The Geography of DevotionI’ve never been fully comfortable with movies about dogs. Most of them come at your emotions like they’re collecting a debt, leaning on the music and the lighting until resistance feels pointless. But Ericson Core’s *Togo* is after something more specific. It isn't only about an animal; it's about a particular breed of stubbornness. Released quietly to streaming, this account of the 1925 Nome serum run feels oddly out of step with the current studio machine in the best way. It's tactile, restrained, and stubbornly grounded. Nick Allen at RogerEbert.com called it "a smart, affectionately made tale about an underdog and his musher", which gets close. What really holds it together, though, is how hard the film leans into the bodily fact of surviving snow, wind, and exposure.
The camera in *Togo* has no interest in prettifying Alaska. Core, serving as his own cinematographer, shoots the storm sequences less as majestic winter panoramas than as punishing, disorienting confinement. You can almost feel your skin crack from the cold.

And then there is Willem Dafoe’s face. Critics have been talking for years about those sharp, severe features—Janet Maslin once called it his "perfectly villainous face" in an early review—but here the lines and angles read differently. They become the record of a man weathered into tenderness. Dafoe plays Leonhard Seppala with the stiff bearing of someone who has spent a lifetime leaning into brutal wind. He is not a man who gives softness away easily. Late in the film, after the serum run is over, a grateful father comes to thank him. Seppala can barely meet his eyes. His attention keeps sliding instead toward the hearth, where his spent dog is lying down. Dafoe's physical choices there—the drop in his shoulders, the faint shake in his hands—do all the work. You understand at once how suddenly he has grasped what he nearly lost. (I still don't quite know how Dafoe gets that much guilt and love across without a word, but maybe that is what happens when a great actor is put in real cold and asked to mean it).
The dog is remarkable too. It probably doesn't hurt that Diesel, who plays Togo, is actually descended from the real dog.

When the team crosses the breaking ice of Norton Sound, the suspense works because the film trusts the material reality of the sled and the dogs. You see the lines pull tight. You see the animals claw for traction. Core shot much of this practically in Alberta at punishing elevations, and the difference is obvious. The sled has heft when it cuts across the snow, a kind of resistance that CGI almost never gets right. Julianne Nicholson, as Seppala's wife Constance, brings the film the warmth it needs. She is the one who recognizes something in the runt puppy when Seppala is ready to write him off. Nicholson wisely sidesteps the dutiful-spouse cliche and gives Constance a dry, knowing patience instead. Watch her watching Seppala fail to keep that puppy in the kennel. She already understands where this is going before he has the slightest clue.
I do wonder whether a movie like this could still make it in theaters. Probably not.

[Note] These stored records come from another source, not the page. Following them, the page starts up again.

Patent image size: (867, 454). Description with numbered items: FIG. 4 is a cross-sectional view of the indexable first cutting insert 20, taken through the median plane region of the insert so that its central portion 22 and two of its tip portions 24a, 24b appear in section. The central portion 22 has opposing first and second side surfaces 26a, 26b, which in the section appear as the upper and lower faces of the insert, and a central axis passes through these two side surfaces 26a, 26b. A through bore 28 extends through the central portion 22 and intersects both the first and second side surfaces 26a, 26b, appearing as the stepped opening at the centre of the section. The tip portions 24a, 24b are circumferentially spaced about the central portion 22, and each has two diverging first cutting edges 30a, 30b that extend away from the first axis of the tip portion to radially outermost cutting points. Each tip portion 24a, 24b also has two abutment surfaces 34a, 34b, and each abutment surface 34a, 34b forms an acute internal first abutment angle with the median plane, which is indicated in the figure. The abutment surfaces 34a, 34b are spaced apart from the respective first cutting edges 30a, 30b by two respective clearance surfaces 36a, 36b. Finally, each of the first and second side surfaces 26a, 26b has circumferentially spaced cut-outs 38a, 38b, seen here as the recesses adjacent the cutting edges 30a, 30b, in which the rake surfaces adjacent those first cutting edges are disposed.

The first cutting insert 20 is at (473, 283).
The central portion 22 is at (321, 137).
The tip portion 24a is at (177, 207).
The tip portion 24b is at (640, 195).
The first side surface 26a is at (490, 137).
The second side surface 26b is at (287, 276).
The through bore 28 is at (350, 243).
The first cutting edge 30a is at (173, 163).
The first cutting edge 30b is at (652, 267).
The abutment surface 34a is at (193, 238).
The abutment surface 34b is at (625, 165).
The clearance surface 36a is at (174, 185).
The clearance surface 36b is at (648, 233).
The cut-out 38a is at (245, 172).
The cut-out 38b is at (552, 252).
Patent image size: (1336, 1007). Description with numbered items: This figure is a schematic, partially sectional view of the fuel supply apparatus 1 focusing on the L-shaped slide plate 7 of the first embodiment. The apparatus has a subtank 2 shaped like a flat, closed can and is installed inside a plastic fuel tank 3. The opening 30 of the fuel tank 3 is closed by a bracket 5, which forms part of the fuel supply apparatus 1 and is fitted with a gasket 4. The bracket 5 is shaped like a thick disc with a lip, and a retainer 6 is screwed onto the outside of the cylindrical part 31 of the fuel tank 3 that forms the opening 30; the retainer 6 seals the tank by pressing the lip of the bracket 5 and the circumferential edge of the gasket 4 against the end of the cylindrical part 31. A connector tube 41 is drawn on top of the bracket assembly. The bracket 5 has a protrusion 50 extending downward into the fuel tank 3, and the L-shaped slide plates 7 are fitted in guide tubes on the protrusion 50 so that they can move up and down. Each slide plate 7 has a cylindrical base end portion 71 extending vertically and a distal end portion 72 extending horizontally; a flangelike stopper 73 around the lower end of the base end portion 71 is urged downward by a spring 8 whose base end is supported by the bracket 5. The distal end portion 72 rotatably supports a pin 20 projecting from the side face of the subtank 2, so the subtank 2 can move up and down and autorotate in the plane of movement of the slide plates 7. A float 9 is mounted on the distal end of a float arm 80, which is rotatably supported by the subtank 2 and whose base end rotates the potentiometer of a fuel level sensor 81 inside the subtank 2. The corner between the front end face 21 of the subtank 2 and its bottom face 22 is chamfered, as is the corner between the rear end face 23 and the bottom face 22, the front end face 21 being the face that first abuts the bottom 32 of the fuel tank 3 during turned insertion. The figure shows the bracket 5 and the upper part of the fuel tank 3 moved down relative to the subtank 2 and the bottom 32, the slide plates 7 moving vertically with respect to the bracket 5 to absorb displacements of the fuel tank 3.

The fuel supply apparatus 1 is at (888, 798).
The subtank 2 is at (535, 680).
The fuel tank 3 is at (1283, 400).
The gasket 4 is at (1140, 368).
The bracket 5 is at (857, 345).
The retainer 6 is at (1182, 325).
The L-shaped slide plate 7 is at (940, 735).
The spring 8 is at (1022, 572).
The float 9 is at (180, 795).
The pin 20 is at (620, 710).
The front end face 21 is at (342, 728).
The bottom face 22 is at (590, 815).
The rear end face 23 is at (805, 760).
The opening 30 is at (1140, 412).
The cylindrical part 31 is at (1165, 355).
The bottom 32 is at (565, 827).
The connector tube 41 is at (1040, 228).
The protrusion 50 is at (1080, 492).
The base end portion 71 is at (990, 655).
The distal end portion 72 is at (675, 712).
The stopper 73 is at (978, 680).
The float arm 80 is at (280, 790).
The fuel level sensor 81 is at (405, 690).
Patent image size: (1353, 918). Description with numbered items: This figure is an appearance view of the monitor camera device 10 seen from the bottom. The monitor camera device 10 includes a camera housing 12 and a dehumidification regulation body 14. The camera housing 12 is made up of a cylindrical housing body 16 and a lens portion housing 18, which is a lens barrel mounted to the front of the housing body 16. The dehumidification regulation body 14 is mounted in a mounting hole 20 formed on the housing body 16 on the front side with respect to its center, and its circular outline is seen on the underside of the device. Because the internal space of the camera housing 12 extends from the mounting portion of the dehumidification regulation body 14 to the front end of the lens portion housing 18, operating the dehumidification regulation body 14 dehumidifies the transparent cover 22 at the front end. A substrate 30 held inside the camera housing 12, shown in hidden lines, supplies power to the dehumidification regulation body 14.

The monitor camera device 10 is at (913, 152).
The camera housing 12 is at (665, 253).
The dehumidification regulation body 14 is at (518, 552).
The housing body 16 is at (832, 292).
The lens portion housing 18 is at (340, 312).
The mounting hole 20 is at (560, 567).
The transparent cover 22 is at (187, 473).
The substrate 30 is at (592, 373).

There is something unmistakably old-fashioned about *Togo*, and I mean that as praise. It's a film that still believes in the dignity of labor, the violence of nature, and the quiet ache of loving a creature whose life will always be much shorter than yours. By the end, it has done more than recount a historical episode; it has traced the strange, silent shape of devotion itself. You leave feeling frozen to the bone and, somehow, warmed all the way through.